CT scan was interpreted 3 different ways by 3 different Dr's, and I was told he had/hadn't had a brain bleed, had/hadn't developed a clot, should/shouldn't be started on aspirin etc
MRI 7 March 2013 revealed a brain tumour - suspected low grade glioma.
Partial resection by awake craniotomy 13 March 2013 Greenslopes Hospital, Brisbane. The hospital and staff were excellent and the surgery itself was without complications and healed beautifully.
Discharged from hospital Sunday 17 March 2013. My partner looks and feels completely normal, except for some mild fatigue and a shiny new scar.
Diagnosed with Grade III Anaplastic Oligodendroglioma with 1p and 19q loss, 18 March 2013.
We had one follow up appointment with the neurosurgeon, who wouldn't be drawn on life expectancy, and seems very reluctant to give any information or opinion at all about the future, other than to indicate that radiotherapy should be undertaken.

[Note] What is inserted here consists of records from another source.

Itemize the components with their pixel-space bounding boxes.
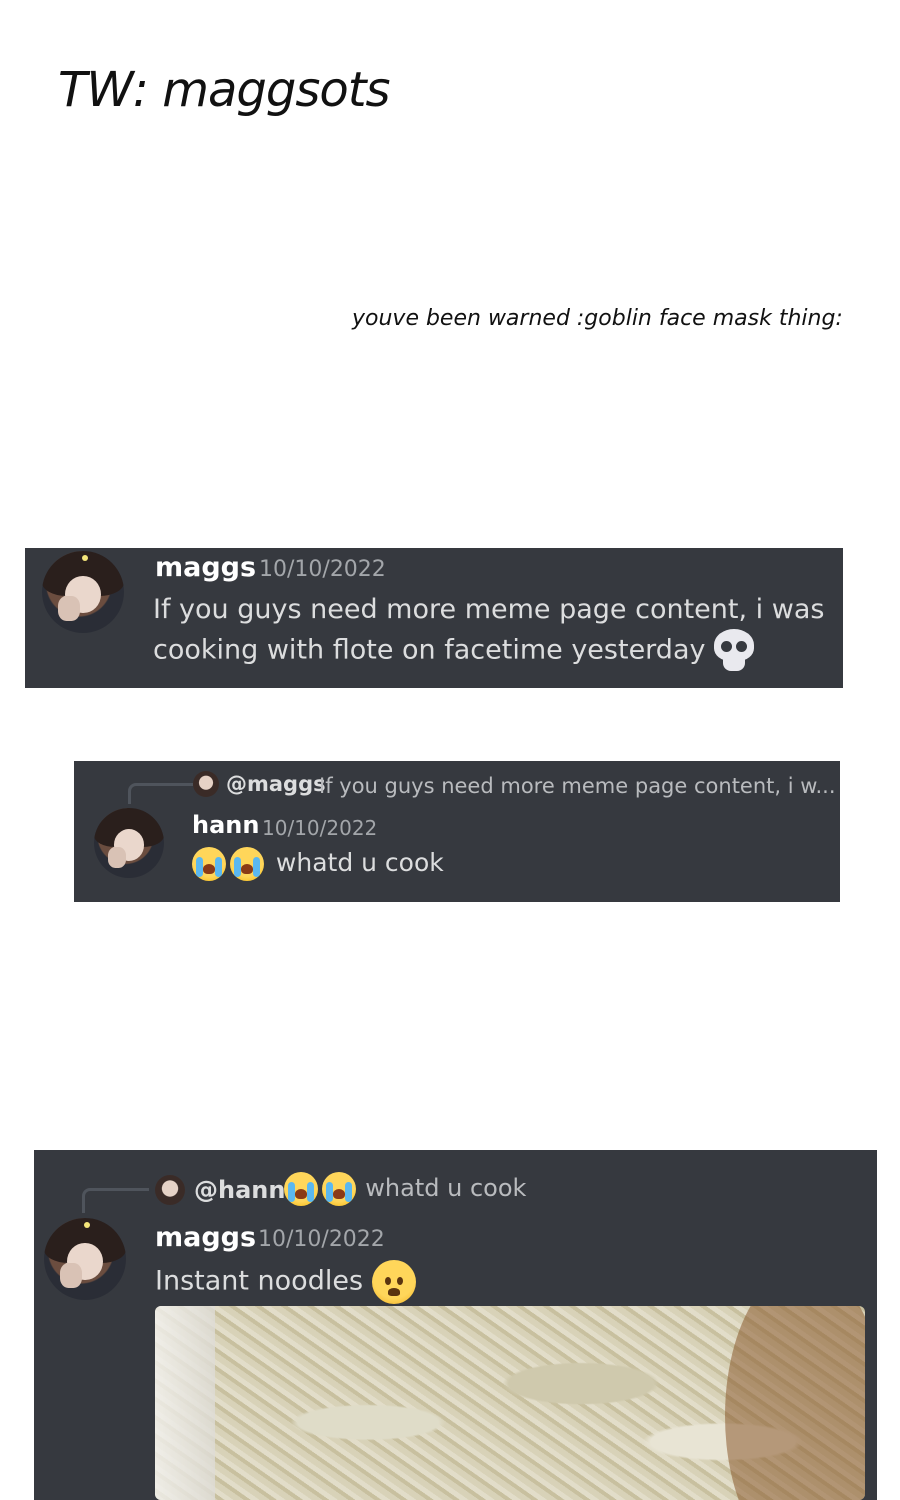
- loudly-crying-icon: [229, 847, 264, 881]
- message-text: Instant noodles: [155, 1260, 416, 1304]
- loudly-crying-icon: [284, 1172, 318, 1206]
- avatar[interactable]: [42, 551, 124, 633]
- worried-face-icon: [371, 1260, 416, 1304]
- reply-author[interactable]: @hann: [194, 1176, 285, 1204]
- reply-connector: [82, 1188, 149, 1213]
- warning-subtitle: youve been warned :goblin face mask thin…: [352, 306, 843, 331]
- message-body: whatd u cook: [275, 848, 444, 877]
- avatar[interactable]: [94, 808, 164, 878]
- page-title: TW: maggsots: [58, 62, 391, 118]
- timestamp: 10/10/2022: [259, 557, 386, 582]
- skull-icon: [714, 629, 755, 673]
- reply-connector: [128, 783, 193, 804]
- reply-avatar: [193, 771, 219, 797]
- timestamp: 10/10/2022: [258, 1227, 385, 1252]
- message-body: Instant noodles: [155, 1265, 364, 1297]
- message-text-line-1: If you guys need more meme page content,…: [153, 594, 825, 625]
- author-name[interactable]: maggs: [155, 552, 256, 583]
- noodles-photo[interactable]: [155, 1306, 865, 1500]
- reply-preview-text[interactable]: If you guys need more meme page content,…: [319, 774, 836, 798]
- loudly-crying-icon: [321, 1172, 356, 1206]
- reply-author[interactable]: @maggs: [226, 772, 326, 796]
- loudly-crying-icon: [192, 847, 226, 881]
- message-text-line-2: cooking with flote on facetime yesterday: [153, 634, 706, 666]
- message-card-2: @maggs If you guys need more meme page c…: [74, 761, 840, 902]
- message-text: If you guys need more meme page content,…: [153, 590, 833, 673]
- reply-preview-body: whatd u cook: [365, 1174, 527, 1202]
- reply-avatar: [155, 1175, 185, 1205]
- author-name[interactable]: hann: [192, 811, 259, 839]
- message-card-1: maggs 10/10/2022 If you guys need more m…: [25, 548, 843, 688]
- message-text: whatd u cook: [192, 845, 444, 881]
- timestamp: 10/10/2022: [262, 816, 378, 840]
- reply-preview-text[interactable]: whatd u cook: [284, 1172, 526, 1206]
- avatar[interactable]: [44, 1218, 126, 1300]
- author-name[interactable]: maggs: [155, 1222, 256, 1253]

I am of the understanding that the neurosurgeon will write back to the referring Dr and recommend that the referring Dr should now refer my partner for radiotherapy.
We have no further follow up appointments with the neurosurgeon at this stage and are feeling pretty adrift. The only information we have on anaplastic gliomas, treatment and prognosis is what we have found on the internet.
The neurosurgeon was very negative about chemotherapy and more or less indicated it was a waste of time, although all of the information on the internet seems to indicate otherwise, particularly with 1p and 19q loss.
As newcomers to the journey, we are at the information gathering stage, and trying to figure out what the next step is.